Aiding Madge's growth was the 1995 agreement with Cisco Systems, by then global networking leader, to incorporate Madge's Token Ring switches into Cisco's products and to license other parts of Madge's Token Ring technology for future Cisco designs. At the same time, Madge gained access to Cisco-developed LAN and WAN switching software. Following on the Cisco agreement, Madge also prepared to step up its manufacturing capacity, with a new facility in Ireland.

By the end of 1995, the merged Madge-Lannet contained some 1,400 employees and achieved revenues of more than $400 million, all but 15 per cent of which coming from outside its UK base. The company's entry into 1996 continued its expansion efforts, including adding to its Israeli manufacturing capacity with a new $10 million plant in Jerusalem. In February 1996, acquired Teleos Communications Inc., along with that company's ISDN and WAN access products. Based in Eatontown, Teleos, which posted revenues of $24 million in 1995, cost Madge $165 million in a pooling of interests transactions. At the same time, Madge again deepened its relationship with Cisco Systems, broadening the company's licensing agreements to include Cisco's IOS software. This agreement never extended beyond the Sefton Park R&D facility and few customers were even aware of it or ever saw benefits from it; neither did their own support engineers.

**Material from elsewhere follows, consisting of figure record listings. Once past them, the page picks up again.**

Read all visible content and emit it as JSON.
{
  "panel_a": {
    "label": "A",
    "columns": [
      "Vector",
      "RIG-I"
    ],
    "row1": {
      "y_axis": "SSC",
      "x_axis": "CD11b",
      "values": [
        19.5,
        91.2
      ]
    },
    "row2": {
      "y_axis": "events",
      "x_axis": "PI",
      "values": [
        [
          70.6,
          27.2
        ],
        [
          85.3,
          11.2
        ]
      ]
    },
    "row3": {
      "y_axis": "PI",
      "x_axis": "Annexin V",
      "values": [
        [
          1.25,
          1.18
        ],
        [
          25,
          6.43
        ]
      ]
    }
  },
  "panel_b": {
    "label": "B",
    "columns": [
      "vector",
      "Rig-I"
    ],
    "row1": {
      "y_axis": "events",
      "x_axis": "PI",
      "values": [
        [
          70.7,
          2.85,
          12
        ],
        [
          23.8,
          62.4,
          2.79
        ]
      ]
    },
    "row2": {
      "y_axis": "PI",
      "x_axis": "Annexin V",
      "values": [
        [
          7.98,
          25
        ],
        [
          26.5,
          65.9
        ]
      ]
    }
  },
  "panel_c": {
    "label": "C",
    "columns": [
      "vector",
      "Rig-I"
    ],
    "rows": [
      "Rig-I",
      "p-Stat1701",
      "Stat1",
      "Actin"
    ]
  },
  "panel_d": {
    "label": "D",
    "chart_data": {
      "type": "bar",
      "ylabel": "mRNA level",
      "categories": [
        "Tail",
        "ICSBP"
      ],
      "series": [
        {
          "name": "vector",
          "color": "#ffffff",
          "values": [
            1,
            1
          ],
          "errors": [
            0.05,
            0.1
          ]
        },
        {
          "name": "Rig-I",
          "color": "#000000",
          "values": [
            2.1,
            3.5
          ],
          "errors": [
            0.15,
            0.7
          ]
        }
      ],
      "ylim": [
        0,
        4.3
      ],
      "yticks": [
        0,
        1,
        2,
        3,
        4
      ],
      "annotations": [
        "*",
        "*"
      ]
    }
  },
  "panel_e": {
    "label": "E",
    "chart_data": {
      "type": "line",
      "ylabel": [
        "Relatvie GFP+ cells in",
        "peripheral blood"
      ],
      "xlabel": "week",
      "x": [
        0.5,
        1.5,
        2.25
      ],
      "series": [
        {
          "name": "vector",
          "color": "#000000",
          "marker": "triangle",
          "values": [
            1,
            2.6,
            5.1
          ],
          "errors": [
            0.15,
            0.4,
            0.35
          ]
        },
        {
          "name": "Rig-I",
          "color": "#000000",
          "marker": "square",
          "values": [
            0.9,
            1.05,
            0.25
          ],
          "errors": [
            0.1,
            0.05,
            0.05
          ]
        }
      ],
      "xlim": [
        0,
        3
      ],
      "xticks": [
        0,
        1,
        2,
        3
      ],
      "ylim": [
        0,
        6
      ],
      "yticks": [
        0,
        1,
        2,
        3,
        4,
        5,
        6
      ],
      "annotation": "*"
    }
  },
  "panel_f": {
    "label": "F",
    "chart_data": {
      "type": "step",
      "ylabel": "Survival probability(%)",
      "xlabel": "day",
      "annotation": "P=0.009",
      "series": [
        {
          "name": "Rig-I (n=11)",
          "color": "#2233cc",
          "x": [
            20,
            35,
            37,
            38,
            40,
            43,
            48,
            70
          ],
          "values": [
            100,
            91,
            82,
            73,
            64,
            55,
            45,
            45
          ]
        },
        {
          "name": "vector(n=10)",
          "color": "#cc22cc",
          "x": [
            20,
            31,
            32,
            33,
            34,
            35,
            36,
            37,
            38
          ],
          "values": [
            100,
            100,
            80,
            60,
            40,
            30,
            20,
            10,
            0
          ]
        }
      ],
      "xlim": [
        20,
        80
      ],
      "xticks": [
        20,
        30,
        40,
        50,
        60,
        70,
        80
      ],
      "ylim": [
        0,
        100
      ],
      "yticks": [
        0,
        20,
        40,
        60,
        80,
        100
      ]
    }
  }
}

At the end of 1996 Madge rolled out a new line of products to enhance its portfolio and bring the company into a new and increasingly important market: video conferencing. Madge's products placed the company in position to offer bridge solutions between the formerly independent data and video transmission technologies. Although the video conferencing market had yet to mature, Madge's move appeared to place it firmly near the lead to compete for what analysts considered a future boom market.

=== Decline ===
After years of strong expansion, the company's revenues for 1996 reached only $482 million. In 1997 the company began posting losses; analysts suggested that the company, in attempting to broaden its product line and move to direct sales rather than through VARs had lost its product focus. By August 1997 the company was forced to restructure, laying off some 650 employees. During the mid-1990s, Madge had attempted to transfer the bulk of its headquarters operations to the United States, building up employee capacity around its San Jose offices. The market decline of ATM technology, however, proved difficult for the company to overcome. The choice was made to concentrate the company's activities in the similar England-Israel times zones, and the company's U.S. offices were scaled back.

Madge's restructuring continued to occupy the company into 1998. In late 1997 the company spun off its Ethernet division into a separate subsidiary, once again named Lannet. After denying early reports that it was looking to divest its Ethernet business, Madge agreed to sell Lannet to Lucent Technologies for $117 million in July 1998. During this period, Madge also moved to exit the manufacturing business, selling its Ireland plant to Celestica, an electronics contract manufacturer. The total cost of Madge's restructuring passed $50 million, but the company's renewed commitment to Token Ring technology appeared to have stabilized the company's balance sheet. By mid-1998 Madge had once again returned to profitability, but with only fifty or so employees.

In the late 1990s Madge's attention focused on developing the next-generation Token Ring technology, High-Speed Token Ring, offering scalable bandwidth from 16 Mbit/s to 100 Mbit/s, with future speeds reaching into the gigabit ranges. They had also become the only large producer of Token Ring technology besides IBM by acquiring the Token Ring business from competitor Olicom. But abandoning Ethernet marked the beginning of the end for Madge Networks, a move capped by the zero return on extensive ATM investment, something they would never recover from. After 1998 they transformed yet again with wireless 802.11 technology, without success.

Madge Networks has now been absorbed into Ringdale Limited through a management buyout after Madge Networks filed for bankruptcy in 2003.